Hello. Hi, can you hear me?
Yes.
Yes. Okay, thank you. Yeah, no, my question was to clarify the patent cliff for the main product of Blueprint. So is it 2040, or is it more 2034? Because the product was launched in 2021. Just to make sure, what's the visibility on earnings? I have a second question. We read Blueprint pointing to $2 billion peak sales. The question would be, what would be the minimum that you would like to see on this product in order to consider this to be a good deal? Of course, you have the other two compounds in the pipeline, but just to have a sense on your thresholds. Thank you very much.
Okay, so Brian, maybe some fast thoughts.
Yeah, I'll say, again, as we said before, we won't comment fully on IP other than to say that we're extremely comfortable with the IP based upon what we've seen so far, but we'll comment on it in more detail as it closes as it relates to the IP of the asset, of the lead asset with AYVAKIT. As it relates to peak sales, again, we mentioned it, you know, Blueprint has put out some peak sales guidance, if you will. That's all public. We are not validating those peak sales here on this particular call. We'll give a bit more details as I think it closes as well as it relates to peak sales.

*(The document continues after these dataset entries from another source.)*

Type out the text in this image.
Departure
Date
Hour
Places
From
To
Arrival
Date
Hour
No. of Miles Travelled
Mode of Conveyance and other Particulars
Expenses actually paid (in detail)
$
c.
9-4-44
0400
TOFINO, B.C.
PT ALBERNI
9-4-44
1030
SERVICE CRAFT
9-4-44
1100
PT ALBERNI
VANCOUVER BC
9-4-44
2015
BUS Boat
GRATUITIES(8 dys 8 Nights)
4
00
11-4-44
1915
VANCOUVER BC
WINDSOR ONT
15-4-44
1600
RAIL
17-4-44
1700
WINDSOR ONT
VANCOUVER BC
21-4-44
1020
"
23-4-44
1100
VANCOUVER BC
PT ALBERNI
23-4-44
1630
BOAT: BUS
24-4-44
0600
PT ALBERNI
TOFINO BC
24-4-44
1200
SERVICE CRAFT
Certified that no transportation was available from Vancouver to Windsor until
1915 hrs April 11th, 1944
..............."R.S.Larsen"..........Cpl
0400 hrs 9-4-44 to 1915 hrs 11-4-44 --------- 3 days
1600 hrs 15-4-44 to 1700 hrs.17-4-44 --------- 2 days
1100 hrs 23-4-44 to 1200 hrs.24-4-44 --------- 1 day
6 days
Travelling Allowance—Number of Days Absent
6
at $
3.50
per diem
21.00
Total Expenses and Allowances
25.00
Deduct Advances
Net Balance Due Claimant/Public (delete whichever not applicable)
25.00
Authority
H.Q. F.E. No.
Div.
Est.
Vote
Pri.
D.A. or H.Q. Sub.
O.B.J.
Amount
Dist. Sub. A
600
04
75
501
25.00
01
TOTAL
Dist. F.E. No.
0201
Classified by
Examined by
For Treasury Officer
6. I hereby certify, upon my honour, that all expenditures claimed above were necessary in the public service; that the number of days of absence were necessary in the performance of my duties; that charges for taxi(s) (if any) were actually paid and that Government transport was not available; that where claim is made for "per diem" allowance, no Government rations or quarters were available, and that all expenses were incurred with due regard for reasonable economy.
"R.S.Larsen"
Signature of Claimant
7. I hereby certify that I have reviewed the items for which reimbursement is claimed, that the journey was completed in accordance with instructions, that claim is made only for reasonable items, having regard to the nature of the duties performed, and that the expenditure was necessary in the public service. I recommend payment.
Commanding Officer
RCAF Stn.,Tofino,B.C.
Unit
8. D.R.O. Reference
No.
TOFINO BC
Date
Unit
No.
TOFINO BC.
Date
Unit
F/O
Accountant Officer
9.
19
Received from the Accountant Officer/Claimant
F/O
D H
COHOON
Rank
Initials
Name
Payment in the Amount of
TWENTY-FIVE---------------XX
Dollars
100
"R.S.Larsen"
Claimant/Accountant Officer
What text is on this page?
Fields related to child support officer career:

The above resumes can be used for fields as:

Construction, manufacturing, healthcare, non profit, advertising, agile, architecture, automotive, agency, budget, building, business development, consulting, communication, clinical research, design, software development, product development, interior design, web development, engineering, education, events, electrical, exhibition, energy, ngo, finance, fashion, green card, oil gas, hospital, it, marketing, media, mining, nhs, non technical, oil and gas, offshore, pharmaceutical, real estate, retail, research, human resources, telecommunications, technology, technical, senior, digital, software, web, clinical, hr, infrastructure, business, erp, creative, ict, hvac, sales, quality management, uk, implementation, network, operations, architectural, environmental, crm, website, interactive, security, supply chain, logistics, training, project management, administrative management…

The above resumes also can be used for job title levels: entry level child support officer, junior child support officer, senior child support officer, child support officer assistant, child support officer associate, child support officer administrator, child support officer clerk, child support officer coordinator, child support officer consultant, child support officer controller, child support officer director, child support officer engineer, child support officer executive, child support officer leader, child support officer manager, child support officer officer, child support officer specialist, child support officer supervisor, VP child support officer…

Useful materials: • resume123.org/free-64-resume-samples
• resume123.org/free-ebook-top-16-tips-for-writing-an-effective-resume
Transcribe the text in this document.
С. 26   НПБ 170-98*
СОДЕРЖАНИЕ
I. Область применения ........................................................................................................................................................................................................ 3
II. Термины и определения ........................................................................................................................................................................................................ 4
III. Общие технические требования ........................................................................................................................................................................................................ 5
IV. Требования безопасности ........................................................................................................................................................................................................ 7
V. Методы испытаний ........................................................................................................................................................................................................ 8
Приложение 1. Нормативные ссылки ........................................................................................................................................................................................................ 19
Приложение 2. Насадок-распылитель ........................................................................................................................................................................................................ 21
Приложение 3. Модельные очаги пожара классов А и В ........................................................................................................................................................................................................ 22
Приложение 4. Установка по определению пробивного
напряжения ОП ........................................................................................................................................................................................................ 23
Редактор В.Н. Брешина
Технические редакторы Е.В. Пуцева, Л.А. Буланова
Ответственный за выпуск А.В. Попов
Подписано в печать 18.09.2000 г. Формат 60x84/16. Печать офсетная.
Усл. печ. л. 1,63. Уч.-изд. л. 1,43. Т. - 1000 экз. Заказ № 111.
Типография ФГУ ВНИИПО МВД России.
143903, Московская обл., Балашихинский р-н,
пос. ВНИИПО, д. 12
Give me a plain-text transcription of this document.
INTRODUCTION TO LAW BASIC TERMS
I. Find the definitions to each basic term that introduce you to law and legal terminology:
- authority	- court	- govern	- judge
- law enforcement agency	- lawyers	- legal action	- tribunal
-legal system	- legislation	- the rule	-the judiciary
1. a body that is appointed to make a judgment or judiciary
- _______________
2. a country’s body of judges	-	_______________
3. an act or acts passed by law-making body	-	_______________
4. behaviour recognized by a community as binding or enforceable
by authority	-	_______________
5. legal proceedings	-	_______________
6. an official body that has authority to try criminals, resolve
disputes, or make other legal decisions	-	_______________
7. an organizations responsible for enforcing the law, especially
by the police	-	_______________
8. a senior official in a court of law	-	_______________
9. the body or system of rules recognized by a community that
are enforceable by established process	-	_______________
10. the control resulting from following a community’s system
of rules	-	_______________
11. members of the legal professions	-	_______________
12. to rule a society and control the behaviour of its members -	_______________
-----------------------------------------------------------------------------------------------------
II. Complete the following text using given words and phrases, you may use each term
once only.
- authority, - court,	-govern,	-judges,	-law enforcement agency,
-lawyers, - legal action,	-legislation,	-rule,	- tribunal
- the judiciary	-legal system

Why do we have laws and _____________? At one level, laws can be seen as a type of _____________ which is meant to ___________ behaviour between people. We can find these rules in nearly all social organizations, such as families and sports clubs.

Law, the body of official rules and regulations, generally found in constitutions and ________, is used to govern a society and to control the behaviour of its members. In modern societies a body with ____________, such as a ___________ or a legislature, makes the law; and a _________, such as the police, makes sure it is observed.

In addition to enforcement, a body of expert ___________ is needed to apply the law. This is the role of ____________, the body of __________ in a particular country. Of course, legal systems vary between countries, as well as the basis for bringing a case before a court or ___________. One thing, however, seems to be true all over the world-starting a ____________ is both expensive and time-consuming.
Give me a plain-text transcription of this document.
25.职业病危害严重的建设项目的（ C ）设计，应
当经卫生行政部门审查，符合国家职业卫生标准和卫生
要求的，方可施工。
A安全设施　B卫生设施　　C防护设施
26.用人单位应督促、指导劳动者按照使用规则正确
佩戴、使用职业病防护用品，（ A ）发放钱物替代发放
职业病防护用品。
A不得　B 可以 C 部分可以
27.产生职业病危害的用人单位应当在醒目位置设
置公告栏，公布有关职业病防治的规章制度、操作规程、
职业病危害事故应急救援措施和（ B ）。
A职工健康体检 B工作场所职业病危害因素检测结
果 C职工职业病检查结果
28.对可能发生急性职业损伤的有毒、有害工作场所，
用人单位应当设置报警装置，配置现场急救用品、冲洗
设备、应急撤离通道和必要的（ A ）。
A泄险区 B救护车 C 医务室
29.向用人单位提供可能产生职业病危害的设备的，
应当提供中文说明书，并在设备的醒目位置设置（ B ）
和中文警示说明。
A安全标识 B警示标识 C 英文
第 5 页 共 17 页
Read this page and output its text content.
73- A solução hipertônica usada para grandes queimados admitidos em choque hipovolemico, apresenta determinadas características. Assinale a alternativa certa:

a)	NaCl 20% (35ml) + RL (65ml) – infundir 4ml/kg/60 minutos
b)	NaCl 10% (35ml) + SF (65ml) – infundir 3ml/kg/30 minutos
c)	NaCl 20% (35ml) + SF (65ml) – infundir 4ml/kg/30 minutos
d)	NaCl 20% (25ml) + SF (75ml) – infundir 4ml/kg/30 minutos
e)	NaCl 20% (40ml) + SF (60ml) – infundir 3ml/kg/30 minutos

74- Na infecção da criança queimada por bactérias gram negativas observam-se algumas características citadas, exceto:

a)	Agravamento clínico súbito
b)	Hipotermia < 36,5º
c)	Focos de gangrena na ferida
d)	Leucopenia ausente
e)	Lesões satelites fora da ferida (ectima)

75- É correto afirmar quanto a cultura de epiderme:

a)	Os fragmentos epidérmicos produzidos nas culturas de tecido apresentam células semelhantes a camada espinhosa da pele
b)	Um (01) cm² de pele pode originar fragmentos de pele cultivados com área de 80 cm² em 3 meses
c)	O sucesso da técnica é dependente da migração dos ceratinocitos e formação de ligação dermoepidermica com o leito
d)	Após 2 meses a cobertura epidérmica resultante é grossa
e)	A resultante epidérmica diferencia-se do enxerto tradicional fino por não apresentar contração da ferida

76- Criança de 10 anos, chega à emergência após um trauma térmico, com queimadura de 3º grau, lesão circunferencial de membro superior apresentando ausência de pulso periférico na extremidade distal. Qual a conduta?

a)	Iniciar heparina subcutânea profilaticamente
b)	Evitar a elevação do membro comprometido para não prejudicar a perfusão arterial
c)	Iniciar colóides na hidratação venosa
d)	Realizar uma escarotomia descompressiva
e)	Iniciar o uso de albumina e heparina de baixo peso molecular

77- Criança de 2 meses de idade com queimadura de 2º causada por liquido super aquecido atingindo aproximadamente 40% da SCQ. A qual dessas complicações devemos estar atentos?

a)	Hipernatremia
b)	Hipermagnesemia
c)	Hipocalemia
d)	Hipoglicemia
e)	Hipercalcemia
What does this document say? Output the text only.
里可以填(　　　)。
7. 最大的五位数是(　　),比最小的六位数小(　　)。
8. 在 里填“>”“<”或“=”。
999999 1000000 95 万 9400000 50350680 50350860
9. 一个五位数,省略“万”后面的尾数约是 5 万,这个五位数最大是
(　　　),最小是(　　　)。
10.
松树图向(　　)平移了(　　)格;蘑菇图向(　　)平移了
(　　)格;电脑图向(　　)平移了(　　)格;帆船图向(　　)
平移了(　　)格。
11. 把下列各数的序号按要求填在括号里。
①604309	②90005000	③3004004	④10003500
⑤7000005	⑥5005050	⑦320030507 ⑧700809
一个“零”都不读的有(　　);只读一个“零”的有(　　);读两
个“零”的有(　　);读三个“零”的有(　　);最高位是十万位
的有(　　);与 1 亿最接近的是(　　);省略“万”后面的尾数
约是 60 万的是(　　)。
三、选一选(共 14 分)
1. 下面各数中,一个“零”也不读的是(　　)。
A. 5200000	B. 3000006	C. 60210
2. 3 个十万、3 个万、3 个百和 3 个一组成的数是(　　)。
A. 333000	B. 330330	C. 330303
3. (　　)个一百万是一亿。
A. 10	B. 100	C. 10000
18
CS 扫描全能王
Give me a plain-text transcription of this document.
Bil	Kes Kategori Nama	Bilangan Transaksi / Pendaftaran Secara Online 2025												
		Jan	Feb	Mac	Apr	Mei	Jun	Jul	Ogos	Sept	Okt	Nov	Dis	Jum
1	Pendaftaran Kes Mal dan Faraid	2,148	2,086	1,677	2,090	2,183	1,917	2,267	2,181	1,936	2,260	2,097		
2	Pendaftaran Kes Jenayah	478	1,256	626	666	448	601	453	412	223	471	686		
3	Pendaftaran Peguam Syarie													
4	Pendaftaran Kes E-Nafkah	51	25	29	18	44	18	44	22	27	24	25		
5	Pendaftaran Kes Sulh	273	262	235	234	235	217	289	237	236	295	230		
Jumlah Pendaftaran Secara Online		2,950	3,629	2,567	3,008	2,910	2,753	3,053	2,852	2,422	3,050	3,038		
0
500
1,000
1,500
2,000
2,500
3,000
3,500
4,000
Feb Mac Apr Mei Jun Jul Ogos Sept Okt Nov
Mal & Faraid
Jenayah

Again, as I said, first and foremost, it all goes back to the potential we see here is the significant growth potential that we see as it relates to a significant amount of patients undiagnosed, an incredible therapy that's already on the marketplace, follow-on asset that actually could extend our leadership in that particular space over a long period of time, and again, potential follow-on assets in 808.
I'm going to cover that today. I'm not sure there's much more to add. Operator, any more questions?
Any other question?
Thank you all for your attention. We're excited about the future of Sanofi and rare diseases with the addition of Blueprint Medicines and look forward to updating you on our progress over the coming months. With that, we'll end the call. Thank you.